SJSU LGBT community receives surprising support

 

Imagine home as the most terrifying place on Earth. Imagine extending arms to parents who hesitate, back away and then turn away their children — turned away for not fitting a mold within a culture that fears difference. A culture that forces those outside the mold to earn affection and approval by pretending to be something they are not.

The only solution, the safest solution, was to remain hidden.

Larry Arzie found himself hidden at SJSU in the early ’60s.

Arzie and his partner, David Stonesifer, will leave $1 million for the SJSU Lesbian, Gay, Bisexual and Transgender Resource Center after they pass away.

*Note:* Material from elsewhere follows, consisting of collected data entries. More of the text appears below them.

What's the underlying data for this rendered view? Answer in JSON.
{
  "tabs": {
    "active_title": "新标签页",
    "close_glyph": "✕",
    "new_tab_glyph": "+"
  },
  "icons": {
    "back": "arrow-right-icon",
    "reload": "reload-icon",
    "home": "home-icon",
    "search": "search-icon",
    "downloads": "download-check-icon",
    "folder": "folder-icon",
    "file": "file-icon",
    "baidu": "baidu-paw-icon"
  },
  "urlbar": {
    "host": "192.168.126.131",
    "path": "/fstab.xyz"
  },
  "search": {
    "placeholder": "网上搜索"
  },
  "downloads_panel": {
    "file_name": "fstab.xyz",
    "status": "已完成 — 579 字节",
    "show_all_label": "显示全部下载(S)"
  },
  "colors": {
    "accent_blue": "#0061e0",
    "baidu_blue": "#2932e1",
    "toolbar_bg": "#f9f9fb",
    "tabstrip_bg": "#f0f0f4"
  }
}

San Jose and SJSU were a different places in the ’60s for LGBT individuals.

“San Jose is still somewhat of a backwater community,” Arzie said.

He said the police paddy wagon would park outside gay bars in San Jose to intimidate patrons.

It was a time when psychologists declared non-heterosexual behaviors as a mental illness. When monotheists threatened eternal damnation. When the police offered no protection and often profited from threats to oust LGBT members. When landlords barred residency. And when families assured themselves with denial, and those who could not turned their LGBT sons and daughters away.

The LGBT community was hidden. Members would find one another and support through secret code.

“What we get out of this [$1 million donation] is the knowledge that young people don’t have to go through what we went through,” Arzie said.

There are 1,888 identified LGBT students at SJSU, according to the American College Health Association.

“It is really great that they [Arzie and Stonesifer] are supporting LGBT at SJSU,” said advertising major Timothy Winfred. “It’s like they’re shedding some light on the LGBT community.”

Winfred, known as “Tim” or “Tiny Tim,” is an SJSU Zeta Iota member of the Sigma Nu fraternity and identifies himself as gay.

Winfred was self-imprisoned in his own home, trapped in the mountains of Tuolumne, Calif. before he exposed himself as gay to his friends and family. To reveal such a secret proved so painful that he could not tell them to their faces.

Winfred pleaded with his younger brother to unveil what he could not to their parents. When his parents discovered his secret, his mother opened her arms and his father turned the other way.

In a 2009 research report by the Equality Challenge Unit, it found that 12 percent of students who reported as LGBT were refused financial support from their parents to attend higher education courses.

The same study found that 12.2 percent of LGBT students are estranged from their parents.

Winfred came to SJSU in 2007 and once again felt isolated. In search of support, fate found him in the form of pizza. Free pizza, actually, at the Sigma Nu pizza night social.

He kept his secret for the first semester by choice.

“I mean, it wasn’t hard to deny it,” Winfred said. “It got harder when people asked me if I was going to bone a girl I was just trying to talk to. I guess, sometimes, it was easier to be by myself.”

Winfred wanted people to know him before they knew him as gay and all the stereotypes interwoven with that title.

For Arzie, keeping his secret was not a choice. The only place SJSU LGBT students could turn to was “Building K,” the psychology building.

“Counselors would tell you things like, ‘You’re not gay, you’re using it as a crutch,’” Arzie said.

Arzie has watched the tides of change barely reach the Bay Area over the past 30 years.

Despite the delayed timing, change has trickled into SJSU.

Although scars may be present, the heart of the LGBT community is alive and flowing beyond the barriers of campus with the help of Arzie, Stonesifer and students like Winfred.